Il y a pourtant des pistes à explorer. Un autre terme fréquemment associé à la modernisation politique et à la transparence est la légitimité. Selon Max Weber, le roi tire sa légitimité de la tradition. Éventuellement de son charisme (d’où l’intérêt de la modernisation de l’image de Philippe) également. Certes cela tient encore fort de l’ancien régime, mais ceux qui souffrent sans doute du plus grand déficit de légitimité aujourd’hui font partie de l’entourage du roi, notamment son chef de cabinet dont la nomination est laissée à la discrétion du roi. De par son influence (imaginaire ou réelle) sur le roi et sur le cours des affaires politiques, particulièrement en cas de formation gouvernementale, sa nomination gagnerait à être plus transparente, quitte à ce que cela soit synonyme de… nomination politique au même titre que l’administrateur délégué de la SNCB. Force est de constater que l’entourage du nouveau roi ne donne pas de grands gages de modernisation. Tout au plus est-il un peu moins francophone et chrétien[2.Pour l’anecdote à propos de la communication, le couple royal qui orne le bandeau du site www.monarchie.be est toujours, 3 semaines après l’abdication, constitué d’Albert et Paola].
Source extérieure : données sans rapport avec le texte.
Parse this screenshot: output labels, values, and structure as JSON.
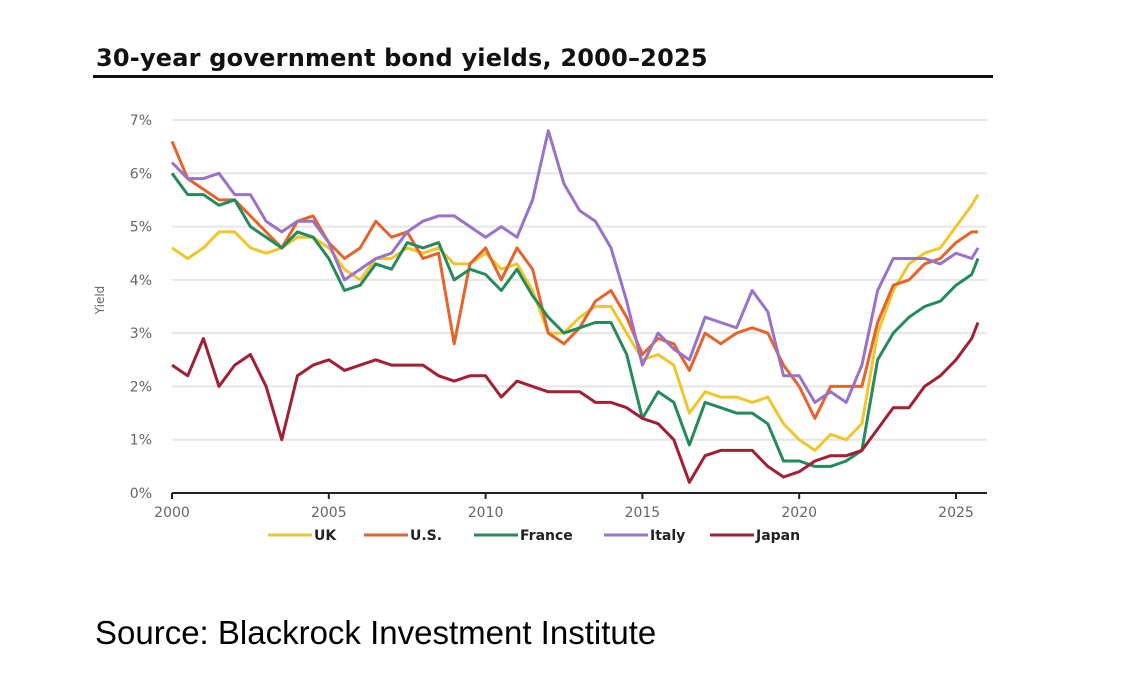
{
  "chart_data": {
    "type": "line",
    "title": "30-year government bond yields, 2000–2025",
    "xlabel": "",
    "ylabel": "Yield",
    "xlim": [
      2000,
      2025.8
    ],
    "ylim": [
      0,
      7
    ],
    "grid": true,
    "legend_position": "bottom",
    "x_ticks": [
      2000,
      2005,
      2010,
      2015,
      2020,
      2025
    ],
    "x_tick_labels": [
      "2000",
      "2005",
      "2010",
      "2015",
      "2020",
      "2025"
    ],
    "y_ticks": [
      0,
      1,
      2,
      3,
      4,
      5,
      6,
      7
    ],
    "y_tick_labels": [
      "0%",
      "1%",
      "2%",
      "3%",
      "4%",
      "5%",
      "6%",
      "7%"
    ],
    "x": [
      2000,
      2000.5,
      2001,
      2001.5,
      2002,
      2002.5,
      2003,
      2003.5,
      2004,
      2004.5,
      2005,
      2005.5,
      2006,
      2006.5,
      2007,
      2007.5,
      2008,
      2008.5,
      2009,
      2009.5,
      2010,
      2010.5,
      2011,
      2011.5,
      2012,
      2012.5,
      2013,
      2013.5,
      2014,
      2014.5,
      2015,
      2015.5,
      2016,
      2016.5,
      2017,
      2017.5,
      2018,
      2018.5,
      2019,
      2019.5,
      2020,
      2020.5,
      2021,
      2021.5,
      2022,
      2022.5,
      2023,
      2023.5,
      2024,
      2024.5,
      2025,
      2025.5,
      2025.7
    ],
    "series": [
      {
        "name": "UK",
        "color": "#f0c62c",
        "values": [
          4.6,
          4.4,
          4.6,
          4.9,
          4.9,
          4.6,
          4.5,
          4.6,
          4.8,
          4.8,
          4.6,
          4.2,
          4.0,
          4.4,
          4.4,
          4.6,
          4.5,
          4.6,
          4.3,
          4.3,
          4.5,
          4.2,
          4.3,
          3.8,
          3.0,
          3.0,
          3.3,
          3.5,
          3.5,
          3.0,
          2.5,
          2.6,
          2.4,
          1.5,
          1.9,
          1.8,
          1.8,
          1.7,
          1.8,
          1.3,
          1.0,
          0.8,
          1.1,
          1.0,
          1.3,
          3.0,
          3.8,
          4.3,
          4.5,
          4.6,
          5.0,
          5.4,
          5.6
        ]
      },
      {
        "name": "U.S.",
        "color": "#e6632c",
        "values": [
          6.6,
          5.9,
          5.7,
          5.5,
          5.5,
          5.2,
          4.9,
          4.6,
          5.1,
          5.2,
          4.7,
          4.4,
          4.6,
          5.1,
          4.8,
          4.9,
          4.4,
          4.5,
          2.8,
          4.3,
          4.6,
          4.0,
          4.6,
          4.2,
          3.0,
          2.8,
          3.1,
          3.6,
          3.8,
          3.3,
          2.6,
          2.9,
          2.8,
          2.3,
          3.0,
          2.8,
          3.0,
          3.1,
          3.0,
          2.4,
          2.0,
          1.4,
          2.0,
          2.0,
          2.0,
          3.2,
          3.9,
          4.0,
          4.3,
          4.4,
          4.7,
          4.9,
          4.9
        ]
      },
      {
        "name": "France",
        "color": "#258a5c",
        "values": [
          6.0,
          5.6,
          5.6,
          5.4,
          5.5,
          5.0,
          4.8,
          4.6,
          4.9,
          4.8,
          4.4,
          3.8,
          3.9,
          4.3,
          4.2,
          4.7,
          4.6,
          4.7,
          4.0,
          4.2,
          4.1,
          3.8,
          4.2,
          3.7,
          3.3,
          3.0,
          3.1,
          3.2,
          3.2,
          2.6,
          1.4,
          1.9,
          1.7,
          0.9,
          1.7,
          1.6,
          1.5,
          1.5,
          1.3,
          0.6,
          0.6,
          0.5,
          0.5,
          0.6,
          0.8,
          2.5,
          3.0,
          3.3,
          3.5,
          3.6,
          3.9,
          4.1,
          4.4
        ]
      },
      {
        "name": "Italy",
        "color": "#9a72c9",
        "values": [
          6.2,
          5.9,
          5.9,
          6.0,
          5.6,
          5.6,
          5.1,
          4.9,
          5.1,
          5.1,
          4.7,
          4.0,
          4.2,
          4.4,
          4.5,
          4.9,
          5.1,
          5.2,
          5.2,
          5.0,
          4.8,
          5.0,
          4.8,
          5.5,
          6.8,
          5.8,
          5.3,
          5.1,
          4.6,
          3.6,
          2.4,
          3.0,
          2.7,
          2.5,
          3.3,
          3.2,
          3.1,
          3.8,
          3.4,
          2.2,
          2.2,
          1.7,
          1.9,
          1.7,
          2.4,
          3.8,
          4.4,
          4.4,
          4.4,
          4.3,
          4.5,
          4.4,
          4.6
        ]
      },
      {
        "name": "Japan",
        "color": "#a31f36",
        "values": [
          2.4,
          2.2,
          2.9,
          2.0,
          2.4,
          2.6,
          2.0,
          1.0,
          2.2,
          2.4,
          2.5,
          2.3,
          2.4,
          2.5,
          2.4,
          2.4,
          2.4,
          2.2,
          2.1,
          2.2,
          2.2,
          1.8,
          2.1,
          2.0,
          1.9,
          1.9,
          1.9,
          1.7,
          1.7,
          1.6,
          1.4,
          1.3,
          1.0,
          0.2,
          0.7,
          0.8,
          0.8,
          0.8,
          0.5,
          0.3,
          0.4,
          0.6,
          0.7,
          0.7,
          0.8,
          1.2,
          1.6,
          1.6,
          2.0,
          2.2,
          2.5,
          2.9,
          3.2
        ]
      }
    ]
  },
  "source": "Source: Blackrock Investment Institute"
}
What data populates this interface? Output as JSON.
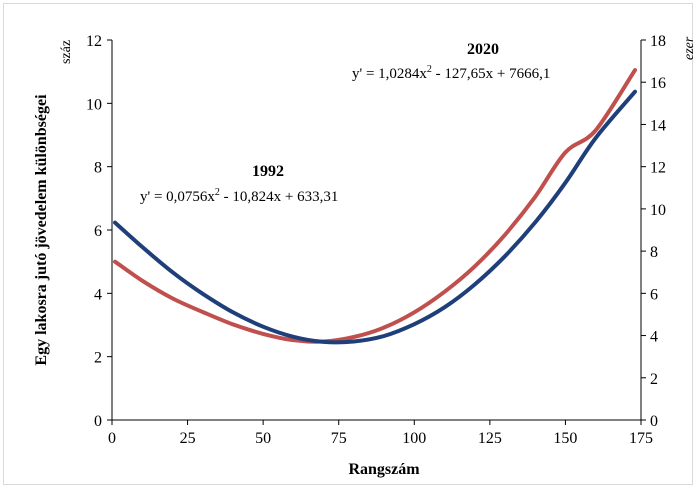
{
  "chart_data": {
    "type": "line",
    "xlabel": "Rangszám",
    "ylabel": "Egy lakosra jutó jövedelem különbségei",
    "ylabel_unit": "száz",
    "y2label_unit": "ezer",
    "xlim": [
      0,
      175
    ],
    "xticks": [
      "0",
      "25",
      "50",
      "75",
      "100",
      "125",
      "150",
      "175"
    ],
    "ylim": [
      0,
      12
    ],
    "yticks": [
      "0",
      "2",
      "4",
      "6",
      "8",
      "10",
      "12"
    ],
    "y2lim": [
      0,
      18
    ],
    "y2ticks": [
      "0",
      "2",
      "4",
      "6",
      "8",
      "10",
      "12",
      "14",
      "16",
      "18"
    ],
    "series": [
      {
        "name": "1992",
        "axis": "left",
        "color": "#c0504d",
        "x": [
          1,
          10,
          20,
          30,
          40,
          50,
          60,
          70,
          80,
          90,
          100,
          110,
          120,
          130,
          140,
          150,
          160,
          173
        ],
        "y": [
          5.0,
          4.4,
          3.84,
          3.41,
          3.02,
          2.72,
          2.52,
          2.48,
          2.62,
          2.92,
          3.4,
          4.05,
          4.85,
          5.85,
          7.05,
          8.45,
          9.15,
          11.05
        ]
      },
      {
        "name": "2020",
        "axis": "right",
        "color": "#1f3f7a",
        "x": [
          1,
          10,
          20,
          30,
          40,
          50,
          60,
          70,
          80,
          90,
          100,
          110,
          120,
          130,
          140,
          150,
          160,
          173
        ],
        "y": [
          9.35,
          8.2,
          7.0,
          5.98,
          5.1,
          4.42,
          3.94,
          3.7,
          3.72,
          3.98,
          4.54,
          5.34,
          6.42,
          7.76,
          9.36,
          11.24,
          13.36,
          15.55
        ]
      }
    ],
    "annotations": [
      {
        "label": "1992",
        "equation_prefix": "y' = 0,0756x",
        "sup": "2",
        "equation_suffix": " - 10,824x + 633,31"
      },
      {
        "label": "2020",
        "equation_prefix": "y' = 1,0284x",
        "sup": "2",
        "equation_suffix": " - 127,65x + 7666,1"
      }
    ]
  }
}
Deux fois par an, le roi s’expose lors du traditionnel discours à l’occasion de la fête nationale et lors du discours de Noël. Contrairement au Royaume-Uni où le chef de l’État lit d’une voix monocorde le discours préparé par le Premier ministre, en Belgique, le roi rédige lui-même son texte qui devra ensuite être validé par le chef du gouvernement. Depuis 1831, les pouvoirs du roi se sont estompés à un point qu’aujourd’hui, dès que le discours royal se veut un peu politique, on se demande s’il ne s’agit pas purement et simplement des mots du Premier ministre. Un vent nouveau pourrait souffler sur cette institution dans l’agenda médiatique en jouant clairement cartes sur table, ce qui éviterait aux commentateurs de devoir spéculer et prêter des intentions.

À côté de ces changements, on pourrait encore rompre avec de réelles pratiques de l’ancien régime, à savoir les anoblissements, mais aussi s’interroger sur l’intérêt de nommer des ministres d’État et supprimer le Conseil de la couronne. Mais finalement, il s’agirait de modernisation cosmétique, symbolique. La vraie modernisation est celle que plus aucun parti francophone n’ose évoquer, à savoir la suppression de la monarchie, prétextant le rôle central du roi lors de la formation des gouvernements. Sans doute transparaît-il dans cette position un traumatisme lié aux 540 jours de crise de 2010-2011. Toujours est-il que, aujourd’hui, l’ensemble des partis et des observateurs politiques attendent Philippe au tournant. Aucune erreur ne devrait lui être pardonnée au lendemain des élections de mai 2014. S’il relève le défi, il est probable que la modernisation ne figure plus à l’ordre du jour. S’il échoue, la question ne devrait même plus se poser.